There’s a stronger Christian tinge to the story than usual but also a strong argument for labour – in this case, coalminers – unionising to fight predatory capitalism. Which is odd, given that this is a sincere but commercially motivated attempt to push the Parton brand back into musical theatre – after 9 to 5, a West End hit of course – where her camp appeal plays well. But that’s Dolly: always the same, always surprising.

The company (Manuel Harlan)

At the start, her recorded voiceover tells us to turn off our phones and wishes us a merry Christmas full of “luuurve”, and then we’re off. It’s all pit accidents, teenage pregnancies, and moonshine-induced blindness in the backwater of Morton’s Hollow.

Scrooge’s backstory has a harder edge here. Brutalised and lovelorn in young life, he betrays his kind protector Fustbunch (Fezziwig in the original) and then his mentor in greed, Marley, who owns the town and the mine. After a series of disputes which leave several miners shot, Marley signs over his business to his protégé. He thinks it’s temporary. Big mistake.

Among the supporting cast, Sarah O’Connor and Carole Stennett stand out as both actors and singers. The fiddler Corey Wickens, fronting a tight band rooted in Appalachian folk, plays the Ghost of Christmas Future entirely through her instrument, dressed in a coat that Stevie Nicks might envy.

The urbane Bathurst, however, is more of a grumpy uncle than an outright misanthrope. Tall and austere with a swallowtail cavalry moustache, he looks rather like Neville Chamberlain. Though Scrooge and Marley are condemned, the uncritical celebration of poor white southerners in the 1930s as universally kind and wholesome is hard to take, even from an ethnically mixed cast. Scott Davis’s set of oil lamps and timbers is basically just a frame for the action.

Robert Bathurst as Scrooge (Manuel Harlan)

Maybe I’m being Scroogeish.

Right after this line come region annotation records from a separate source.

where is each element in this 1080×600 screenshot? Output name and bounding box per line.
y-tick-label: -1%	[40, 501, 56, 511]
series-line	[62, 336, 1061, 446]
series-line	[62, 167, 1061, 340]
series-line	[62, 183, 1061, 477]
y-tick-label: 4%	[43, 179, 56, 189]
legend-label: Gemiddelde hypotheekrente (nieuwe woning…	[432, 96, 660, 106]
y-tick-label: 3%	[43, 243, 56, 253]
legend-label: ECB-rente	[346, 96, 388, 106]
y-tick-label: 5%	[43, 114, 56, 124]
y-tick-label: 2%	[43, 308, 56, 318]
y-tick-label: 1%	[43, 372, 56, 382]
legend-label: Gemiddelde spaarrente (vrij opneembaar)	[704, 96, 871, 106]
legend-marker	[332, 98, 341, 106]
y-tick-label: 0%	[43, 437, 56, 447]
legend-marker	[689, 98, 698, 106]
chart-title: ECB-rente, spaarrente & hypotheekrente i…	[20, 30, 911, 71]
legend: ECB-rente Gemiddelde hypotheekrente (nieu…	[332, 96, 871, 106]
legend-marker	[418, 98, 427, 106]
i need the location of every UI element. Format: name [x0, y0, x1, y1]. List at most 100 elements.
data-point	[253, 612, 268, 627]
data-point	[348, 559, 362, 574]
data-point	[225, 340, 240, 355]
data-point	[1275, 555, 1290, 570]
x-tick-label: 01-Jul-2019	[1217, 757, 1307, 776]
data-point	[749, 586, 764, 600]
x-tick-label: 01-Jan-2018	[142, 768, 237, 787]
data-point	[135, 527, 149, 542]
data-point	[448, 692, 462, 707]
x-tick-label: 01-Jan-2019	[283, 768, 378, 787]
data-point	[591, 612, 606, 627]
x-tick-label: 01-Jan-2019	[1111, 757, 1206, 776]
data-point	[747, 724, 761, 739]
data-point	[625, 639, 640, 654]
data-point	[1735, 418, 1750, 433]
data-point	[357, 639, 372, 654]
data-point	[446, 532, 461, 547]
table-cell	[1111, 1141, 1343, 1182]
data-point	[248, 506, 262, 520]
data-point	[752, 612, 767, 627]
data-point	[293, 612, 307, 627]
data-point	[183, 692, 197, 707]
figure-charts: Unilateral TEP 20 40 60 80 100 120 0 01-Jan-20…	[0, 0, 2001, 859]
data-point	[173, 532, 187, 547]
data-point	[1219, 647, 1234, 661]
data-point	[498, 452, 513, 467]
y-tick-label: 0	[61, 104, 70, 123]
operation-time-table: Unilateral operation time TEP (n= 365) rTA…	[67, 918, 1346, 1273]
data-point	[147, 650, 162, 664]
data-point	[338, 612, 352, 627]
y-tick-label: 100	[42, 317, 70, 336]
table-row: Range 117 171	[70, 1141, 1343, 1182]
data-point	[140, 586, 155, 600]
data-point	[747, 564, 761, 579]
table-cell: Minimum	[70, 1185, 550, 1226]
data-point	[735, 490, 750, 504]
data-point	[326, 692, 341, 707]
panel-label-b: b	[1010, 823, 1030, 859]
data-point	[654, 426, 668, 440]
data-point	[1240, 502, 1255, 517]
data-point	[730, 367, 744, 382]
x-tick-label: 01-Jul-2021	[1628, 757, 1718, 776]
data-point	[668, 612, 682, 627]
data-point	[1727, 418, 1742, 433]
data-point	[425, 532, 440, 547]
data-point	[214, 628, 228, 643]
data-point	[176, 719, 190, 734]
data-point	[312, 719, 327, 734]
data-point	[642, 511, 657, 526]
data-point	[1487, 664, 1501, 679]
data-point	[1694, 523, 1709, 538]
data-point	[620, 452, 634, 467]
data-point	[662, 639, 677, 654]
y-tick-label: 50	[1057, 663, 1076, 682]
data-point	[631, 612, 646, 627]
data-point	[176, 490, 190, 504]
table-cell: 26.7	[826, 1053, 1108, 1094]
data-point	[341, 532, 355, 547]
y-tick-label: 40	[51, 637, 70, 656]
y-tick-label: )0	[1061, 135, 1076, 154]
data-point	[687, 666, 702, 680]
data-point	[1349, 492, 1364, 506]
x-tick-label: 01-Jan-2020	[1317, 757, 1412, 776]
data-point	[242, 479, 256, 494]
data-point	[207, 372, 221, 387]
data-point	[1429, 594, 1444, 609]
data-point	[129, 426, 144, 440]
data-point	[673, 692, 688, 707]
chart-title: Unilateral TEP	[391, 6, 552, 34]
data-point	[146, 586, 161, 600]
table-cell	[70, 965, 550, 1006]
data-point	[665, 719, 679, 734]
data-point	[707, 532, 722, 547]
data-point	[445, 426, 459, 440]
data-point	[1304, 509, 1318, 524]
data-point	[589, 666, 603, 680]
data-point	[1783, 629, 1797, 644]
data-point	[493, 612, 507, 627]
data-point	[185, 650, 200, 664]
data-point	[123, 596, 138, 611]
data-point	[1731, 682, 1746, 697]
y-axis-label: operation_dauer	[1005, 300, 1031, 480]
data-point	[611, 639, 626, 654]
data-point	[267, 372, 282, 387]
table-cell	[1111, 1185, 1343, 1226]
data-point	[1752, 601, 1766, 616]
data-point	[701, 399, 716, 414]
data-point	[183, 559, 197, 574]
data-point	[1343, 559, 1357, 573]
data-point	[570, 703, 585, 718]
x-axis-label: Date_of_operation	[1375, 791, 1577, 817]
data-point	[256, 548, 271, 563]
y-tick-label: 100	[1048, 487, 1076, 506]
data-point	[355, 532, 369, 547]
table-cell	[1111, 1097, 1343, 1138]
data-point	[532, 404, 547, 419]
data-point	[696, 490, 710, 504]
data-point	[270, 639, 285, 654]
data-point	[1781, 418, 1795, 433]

There are great numbers here, from the revivalist Hell to the sweetly simple Three Candles. The three men who created this Christmas Carol with Parton, and the director and choreographer Alison Pollard, are not visionaries, but professionals who know what’s needed. The arc of the story works its remorseless power.

The show was developed in Massachusetts and first performed in Boston. This London production at the acoustically superior but dramatically un-atmospheric Queen Elizabeth Hall is clearly testing the waters to see if Parton’s fusing of Scrooge’s story with her own heritage has international appeal.

I’m pretty sure this imperfect tryout will be further refined into a greater triumph. Our heroine’s history of conquering new realms suggests it will be so. Hello Dolly: welcome back to the world of musicals.